The xenophobic attacks of 2008 represent a moment in SA’s history that most of us would prefer to forget. But, and especially given the permeating longevity of hatred of foreigners in SA, and the flare-ups of violence against them that happen all too often, they are a truth we should all be grappling with.

This is what award-winning photojournalists James Oatway and Alon Skuy have done with their exhibition, Killing The Other, which opens at the Johannesburg Holocaust & Genocide Centre in Forest Town this week. The show runs until July 1 and was timed to commemorate the 10-year anniversary of the 2008 outbreak of xenophobic violence that scorched SA and left more than 60 people dead.

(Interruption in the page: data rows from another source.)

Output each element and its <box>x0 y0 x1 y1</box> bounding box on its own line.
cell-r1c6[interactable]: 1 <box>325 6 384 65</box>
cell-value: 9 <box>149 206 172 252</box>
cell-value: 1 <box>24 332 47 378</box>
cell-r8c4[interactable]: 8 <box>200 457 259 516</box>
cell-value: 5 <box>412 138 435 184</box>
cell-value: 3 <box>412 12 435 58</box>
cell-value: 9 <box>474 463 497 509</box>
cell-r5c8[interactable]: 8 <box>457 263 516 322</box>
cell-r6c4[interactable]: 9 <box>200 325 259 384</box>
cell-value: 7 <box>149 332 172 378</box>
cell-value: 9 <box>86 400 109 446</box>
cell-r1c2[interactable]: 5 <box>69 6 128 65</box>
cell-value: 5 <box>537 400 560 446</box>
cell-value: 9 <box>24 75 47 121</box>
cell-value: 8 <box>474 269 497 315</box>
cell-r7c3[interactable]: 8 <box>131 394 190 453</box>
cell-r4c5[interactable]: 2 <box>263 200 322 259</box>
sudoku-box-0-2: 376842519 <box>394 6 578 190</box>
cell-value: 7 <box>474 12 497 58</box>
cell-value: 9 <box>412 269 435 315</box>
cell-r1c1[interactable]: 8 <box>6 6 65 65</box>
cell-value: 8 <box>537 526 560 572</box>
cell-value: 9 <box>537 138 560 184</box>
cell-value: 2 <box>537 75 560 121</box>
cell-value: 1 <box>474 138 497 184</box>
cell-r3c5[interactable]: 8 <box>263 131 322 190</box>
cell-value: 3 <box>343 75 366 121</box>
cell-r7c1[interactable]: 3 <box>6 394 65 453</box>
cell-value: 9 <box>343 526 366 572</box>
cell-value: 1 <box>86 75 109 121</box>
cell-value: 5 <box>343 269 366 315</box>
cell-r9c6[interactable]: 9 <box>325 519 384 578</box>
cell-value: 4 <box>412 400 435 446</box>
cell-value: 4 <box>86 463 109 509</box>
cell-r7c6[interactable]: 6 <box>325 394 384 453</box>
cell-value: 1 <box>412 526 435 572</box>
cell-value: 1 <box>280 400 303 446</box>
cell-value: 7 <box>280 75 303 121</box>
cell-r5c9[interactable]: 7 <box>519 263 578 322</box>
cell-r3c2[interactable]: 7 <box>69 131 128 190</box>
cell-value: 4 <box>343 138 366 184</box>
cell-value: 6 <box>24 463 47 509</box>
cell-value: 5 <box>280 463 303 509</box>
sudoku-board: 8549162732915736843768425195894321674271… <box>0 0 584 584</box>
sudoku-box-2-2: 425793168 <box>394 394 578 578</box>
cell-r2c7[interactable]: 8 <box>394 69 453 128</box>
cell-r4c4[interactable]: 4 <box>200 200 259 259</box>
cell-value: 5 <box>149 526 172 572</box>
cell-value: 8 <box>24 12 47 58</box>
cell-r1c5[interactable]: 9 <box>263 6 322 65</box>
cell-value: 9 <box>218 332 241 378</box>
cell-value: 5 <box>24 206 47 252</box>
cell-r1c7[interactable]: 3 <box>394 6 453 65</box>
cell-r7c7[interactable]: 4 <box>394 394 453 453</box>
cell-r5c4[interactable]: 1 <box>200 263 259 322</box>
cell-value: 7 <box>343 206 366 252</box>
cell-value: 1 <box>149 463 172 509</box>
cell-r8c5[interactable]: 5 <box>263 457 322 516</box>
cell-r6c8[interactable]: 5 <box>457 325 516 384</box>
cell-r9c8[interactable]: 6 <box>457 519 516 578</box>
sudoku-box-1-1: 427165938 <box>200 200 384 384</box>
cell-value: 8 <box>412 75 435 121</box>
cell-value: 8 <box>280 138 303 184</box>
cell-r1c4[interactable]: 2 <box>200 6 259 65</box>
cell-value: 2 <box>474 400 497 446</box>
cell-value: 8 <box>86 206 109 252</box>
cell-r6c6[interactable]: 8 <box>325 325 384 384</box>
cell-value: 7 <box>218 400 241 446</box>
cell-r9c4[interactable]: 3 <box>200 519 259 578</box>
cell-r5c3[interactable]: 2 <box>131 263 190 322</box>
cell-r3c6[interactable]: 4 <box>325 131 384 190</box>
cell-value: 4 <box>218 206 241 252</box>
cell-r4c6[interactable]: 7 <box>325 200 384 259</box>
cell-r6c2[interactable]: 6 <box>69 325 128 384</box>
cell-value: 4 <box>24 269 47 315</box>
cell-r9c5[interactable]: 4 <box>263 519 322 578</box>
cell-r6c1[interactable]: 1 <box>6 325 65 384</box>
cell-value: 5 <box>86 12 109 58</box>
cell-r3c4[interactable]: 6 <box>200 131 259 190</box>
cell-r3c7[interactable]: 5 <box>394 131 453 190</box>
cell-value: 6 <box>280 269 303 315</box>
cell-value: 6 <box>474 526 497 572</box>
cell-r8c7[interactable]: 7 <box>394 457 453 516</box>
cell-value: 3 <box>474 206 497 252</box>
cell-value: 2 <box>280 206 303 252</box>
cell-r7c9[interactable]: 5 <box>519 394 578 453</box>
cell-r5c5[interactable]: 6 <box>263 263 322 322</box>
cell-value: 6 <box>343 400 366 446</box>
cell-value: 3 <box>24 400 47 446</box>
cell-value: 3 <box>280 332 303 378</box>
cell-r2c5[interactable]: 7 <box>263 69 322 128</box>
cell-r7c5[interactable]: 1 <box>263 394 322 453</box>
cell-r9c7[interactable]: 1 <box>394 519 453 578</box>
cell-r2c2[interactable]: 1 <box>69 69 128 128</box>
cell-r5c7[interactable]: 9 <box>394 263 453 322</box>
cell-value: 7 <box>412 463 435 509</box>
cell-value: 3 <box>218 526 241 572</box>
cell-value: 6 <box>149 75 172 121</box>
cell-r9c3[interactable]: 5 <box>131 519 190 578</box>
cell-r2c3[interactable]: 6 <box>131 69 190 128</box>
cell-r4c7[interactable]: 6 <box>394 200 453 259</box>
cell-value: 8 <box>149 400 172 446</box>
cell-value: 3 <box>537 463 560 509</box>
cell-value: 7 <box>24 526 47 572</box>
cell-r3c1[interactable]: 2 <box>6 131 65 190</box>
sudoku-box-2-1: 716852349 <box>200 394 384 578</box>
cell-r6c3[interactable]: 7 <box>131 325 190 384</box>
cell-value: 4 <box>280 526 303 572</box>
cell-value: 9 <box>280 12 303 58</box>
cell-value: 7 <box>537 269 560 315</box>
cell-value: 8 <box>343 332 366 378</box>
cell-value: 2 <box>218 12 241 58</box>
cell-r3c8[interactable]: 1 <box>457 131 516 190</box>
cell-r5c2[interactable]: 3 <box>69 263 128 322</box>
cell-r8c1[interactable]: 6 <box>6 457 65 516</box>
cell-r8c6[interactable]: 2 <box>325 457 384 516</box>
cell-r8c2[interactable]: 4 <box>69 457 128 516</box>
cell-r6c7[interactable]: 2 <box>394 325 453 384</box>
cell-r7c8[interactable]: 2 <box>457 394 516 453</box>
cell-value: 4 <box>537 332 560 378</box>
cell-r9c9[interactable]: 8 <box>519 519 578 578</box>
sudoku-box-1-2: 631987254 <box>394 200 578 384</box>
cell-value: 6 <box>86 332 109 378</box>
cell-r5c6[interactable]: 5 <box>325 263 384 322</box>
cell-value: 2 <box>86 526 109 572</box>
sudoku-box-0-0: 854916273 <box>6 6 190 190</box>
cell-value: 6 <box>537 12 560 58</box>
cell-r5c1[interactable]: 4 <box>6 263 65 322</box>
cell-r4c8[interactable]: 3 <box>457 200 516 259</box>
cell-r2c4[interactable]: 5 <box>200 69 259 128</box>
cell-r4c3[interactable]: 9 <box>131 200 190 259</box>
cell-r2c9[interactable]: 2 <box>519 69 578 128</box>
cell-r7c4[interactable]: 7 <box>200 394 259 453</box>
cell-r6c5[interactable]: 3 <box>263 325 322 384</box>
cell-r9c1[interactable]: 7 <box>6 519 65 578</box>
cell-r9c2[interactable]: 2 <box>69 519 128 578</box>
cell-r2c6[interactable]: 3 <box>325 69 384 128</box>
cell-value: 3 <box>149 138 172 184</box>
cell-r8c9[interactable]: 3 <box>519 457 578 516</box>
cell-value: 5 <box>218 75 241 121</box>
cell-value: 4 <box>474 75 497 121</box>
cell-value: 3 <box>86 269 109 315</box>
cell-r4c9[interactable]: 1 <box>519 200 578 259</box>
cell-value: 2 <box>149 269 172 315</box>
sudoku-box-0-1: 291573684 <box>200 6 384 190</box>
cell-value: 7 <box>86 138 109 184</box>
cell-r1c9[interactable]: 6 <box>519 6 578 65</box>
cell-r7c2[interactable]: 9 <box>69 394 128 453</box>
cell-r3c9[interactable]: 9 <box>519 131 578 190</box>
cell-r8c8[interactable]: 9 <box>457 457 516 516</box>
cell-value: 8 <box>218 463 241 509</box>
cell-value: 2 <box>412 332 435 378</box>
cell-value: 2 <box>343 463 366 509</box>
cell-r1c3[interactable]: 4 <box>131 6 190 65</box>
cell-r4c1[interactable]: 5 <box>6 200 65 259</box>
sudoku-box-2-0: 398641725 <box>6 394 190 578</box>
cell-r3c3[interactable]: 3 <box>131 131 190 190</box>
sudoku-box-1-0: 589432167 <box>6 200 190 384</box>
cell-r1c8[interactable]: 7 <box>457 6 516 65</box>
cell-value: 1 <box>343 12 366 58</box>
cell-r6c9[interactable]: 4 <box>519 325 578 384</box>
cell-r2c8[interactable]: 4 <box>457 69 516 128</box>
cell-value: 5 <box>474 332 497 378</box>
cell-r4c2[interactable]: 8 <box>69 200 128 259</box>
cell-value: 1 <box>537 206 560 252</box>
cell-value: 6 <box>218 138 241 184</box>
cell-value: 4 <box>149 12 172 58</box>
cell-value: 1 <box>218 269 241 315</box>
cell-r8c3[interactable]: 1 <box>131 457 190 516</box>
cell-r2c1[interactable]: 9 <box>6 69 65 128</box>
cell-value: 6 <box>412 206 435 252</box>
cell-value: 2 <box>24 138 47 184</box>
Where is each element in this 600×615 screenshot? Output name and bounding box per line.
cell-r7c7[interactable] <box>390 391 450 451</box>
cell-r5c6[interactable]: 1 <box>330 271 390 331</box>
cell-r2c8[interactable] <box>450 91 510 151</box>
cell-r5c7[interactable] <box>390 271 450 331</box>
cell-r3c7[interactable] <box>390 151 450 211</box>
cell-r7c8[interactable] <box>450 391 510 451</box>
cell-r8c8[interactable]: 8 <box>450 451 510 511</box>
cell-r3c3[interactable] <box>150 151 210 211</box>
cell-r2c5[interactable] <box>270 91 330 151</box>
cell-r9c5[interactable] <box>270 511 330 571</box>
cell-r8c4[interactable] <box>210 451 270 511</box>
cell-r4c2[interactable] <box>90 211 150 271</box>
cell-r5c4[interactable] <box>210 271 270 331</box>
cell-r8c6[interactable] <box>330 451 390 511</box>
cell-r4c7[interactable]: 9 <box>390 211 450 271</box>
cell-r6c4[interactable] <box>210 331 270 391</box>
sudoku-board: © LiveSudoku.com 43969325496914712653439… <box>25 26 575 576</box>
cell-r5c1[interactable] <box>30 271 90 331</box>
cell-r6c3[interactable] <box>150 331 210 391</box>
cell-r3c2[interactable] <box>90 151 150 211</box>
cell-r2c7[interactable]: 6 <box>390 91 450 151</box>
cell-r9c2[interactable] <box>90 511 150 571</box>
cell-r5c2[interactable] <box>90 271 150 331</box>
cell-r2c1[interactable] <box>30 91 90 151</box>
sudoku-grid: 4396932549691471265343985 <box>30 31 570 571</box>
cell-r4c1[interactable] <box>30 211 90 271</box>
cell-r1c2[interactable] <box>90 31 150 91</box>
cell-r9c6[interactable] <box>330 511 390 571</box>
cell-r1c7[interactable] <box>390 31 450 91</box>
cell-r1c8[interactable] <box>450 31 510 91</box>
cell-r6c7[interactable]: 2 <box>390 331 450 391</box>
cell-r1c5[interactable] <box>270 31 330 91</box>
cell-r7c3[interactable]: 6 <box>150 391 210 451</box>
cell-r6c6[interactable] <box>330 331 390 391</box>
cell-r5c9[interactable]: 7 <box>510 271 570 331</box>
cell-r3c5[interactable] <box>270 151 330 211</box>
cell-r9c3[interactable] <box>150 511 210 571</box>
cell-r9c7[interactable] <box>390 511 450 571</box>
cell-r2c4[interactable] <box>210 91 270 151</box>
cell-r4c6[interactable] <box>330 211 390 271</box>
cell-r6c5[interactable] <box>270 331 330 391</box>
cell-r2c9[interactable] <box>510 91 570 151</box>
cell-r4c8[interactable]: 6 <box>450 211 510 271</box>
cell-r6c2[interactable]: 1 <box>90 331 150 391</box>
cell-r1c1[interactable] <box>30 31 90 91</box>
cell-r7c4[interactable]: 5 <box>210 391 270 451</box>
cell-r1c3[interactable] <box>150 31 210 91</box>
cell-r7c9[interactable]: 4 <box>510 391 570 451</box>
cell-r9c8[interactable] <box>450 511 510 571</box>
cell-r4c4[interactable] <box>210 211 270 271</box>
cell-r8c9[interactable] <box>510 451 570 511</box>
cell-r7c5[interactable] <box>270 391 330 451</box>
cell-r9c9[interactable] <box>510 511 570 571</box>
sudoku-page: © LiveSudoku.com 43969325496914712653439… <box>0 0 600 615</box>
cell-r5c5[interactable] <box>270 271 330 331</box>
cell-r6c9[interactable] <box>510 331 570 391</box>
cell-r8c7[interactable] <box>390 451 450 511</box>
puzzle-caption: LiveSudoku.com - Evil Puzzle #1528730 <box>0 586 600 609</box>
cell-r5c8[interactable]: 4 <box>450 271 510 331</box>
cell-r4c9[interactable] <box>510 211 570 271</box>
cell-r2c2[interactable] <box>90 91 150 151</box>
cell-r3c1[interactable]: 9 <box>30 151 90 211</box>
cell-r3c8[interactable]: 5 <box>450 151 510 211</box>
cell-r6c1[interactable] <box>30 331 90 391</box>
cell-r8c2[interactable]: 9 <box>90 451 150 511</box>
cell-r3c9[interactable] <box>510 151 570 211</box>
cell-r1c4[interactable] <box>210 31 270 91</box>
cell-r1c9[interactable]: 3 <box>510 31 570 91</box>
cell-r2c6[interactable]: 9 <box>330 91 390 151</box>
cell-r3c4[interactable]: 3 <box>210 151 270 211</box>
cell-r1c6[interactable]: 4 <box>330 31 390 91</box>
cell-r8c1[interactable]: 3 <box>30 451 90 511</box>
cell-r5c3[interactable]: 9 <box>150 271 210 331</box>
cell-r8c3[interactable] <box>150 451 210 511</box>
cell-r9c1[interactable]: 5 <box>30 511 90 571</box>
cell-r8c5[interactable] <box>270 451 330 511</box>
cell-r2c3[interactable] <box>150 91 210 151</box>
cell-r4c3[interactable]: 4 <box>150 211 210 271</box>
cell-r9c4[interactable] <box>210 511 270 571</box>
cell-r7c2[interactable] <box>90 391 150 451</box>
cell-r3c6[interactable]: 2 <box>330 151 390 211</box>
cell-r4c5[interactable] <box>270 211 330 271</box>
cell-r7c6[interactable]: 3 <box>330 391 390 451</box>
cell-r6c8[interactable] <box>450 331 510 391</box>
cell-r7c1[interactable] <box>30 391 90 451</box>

Their images are a startling recap of those days of brutality and fear. Yet they also offer a reminder of the humanity of these visitors who have made our country their home. That they have families, livelihoods and dreams and in many cases have risked so much to make it to SA — and escape untenable situations in their own countries.

Oatway says: "The show aims to draw awareness to the dangers of discrimination, hate and indifference by providing a record of evidence from various outbreaks of xenophobic violence in SA over the past decade."

He goes on to ask: "Ten years after the worst outbreak of xenophobic violence, why do South Africans continue to target foreign nationals, particularly Africans? Are charities and grassroots organisations doing enough to stop the ‘othering’ of our neighbours? Are school children learning the importance of togetherness and unity between communities? Why does government routinely shy away from using the term ‘xenophobia’? These are some of the questions that need to be answered."

The jarring but beautiful works on display highlight the importance of photojournalism and the power of images.

"We hope," says Oatway, "that visitors to the exhibition will consider the importance of diversity and tolerance in our society, remember those who have been victims of the violence and take action to prevent future outbreaks."